Stephen Sondheim was a composer and lyricist.
One of the most important figures in 20th-century musical theatre, Sondheim is credited for having reinvented the American musical – brining a new level of depth and complexity to the genre.
Sondheim’s interest in musical theatre began at a young age, and he was mentored by Oscar Hammerstein II. He began his career by writing the lyrics for West Side Story (1957) and Gypsy (1959). He transitioned to writing both music and lyrics for the theatre, with his best-known works including A Funny Thing Happened on the Way to the Forum (1962), Company (1970), Follies (1971), A Little Night Music (1973), Sweeney Todd: The Demon Barber of Fleet Street (1979), Merrily We Roll Along (1981), Sunday in the Park with George (1984), and Into the Woods (1987).
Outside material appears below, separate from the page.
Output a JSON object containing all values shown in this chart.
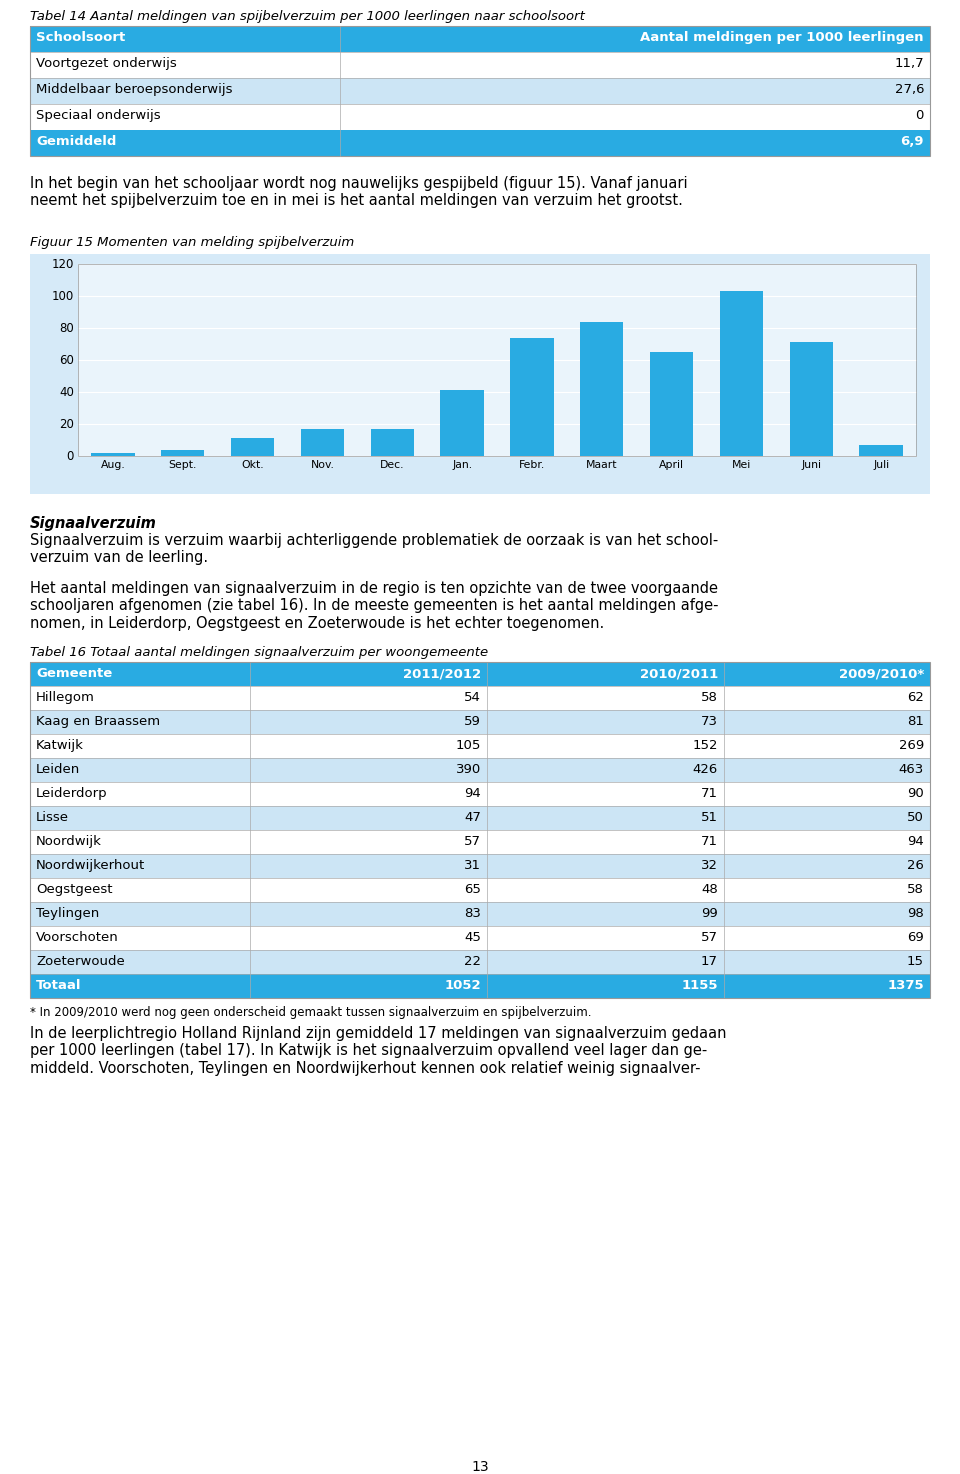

Sondheim’s numerous awards and nominations include eight Tony Awards (including a Lifetime Achievement Tony in 2008), an Academy Award, eight Grammy Awards, an Olivier Award, a Pulitzer Prize, a Kennedy Center Honor, and a Presidential Medal of Freedom.
Sondheim was often described as introverted and solitary.
He rarely discussed his personal life, but did occasionally publicly discuss his sexuality – he identified as a gay man.
Significant relationships included Peter Jones, and also Jeffrey Scott Romley – whom he married in 2017.
Sondheim died of cardiovascular disease inj 2021, at the age of 91.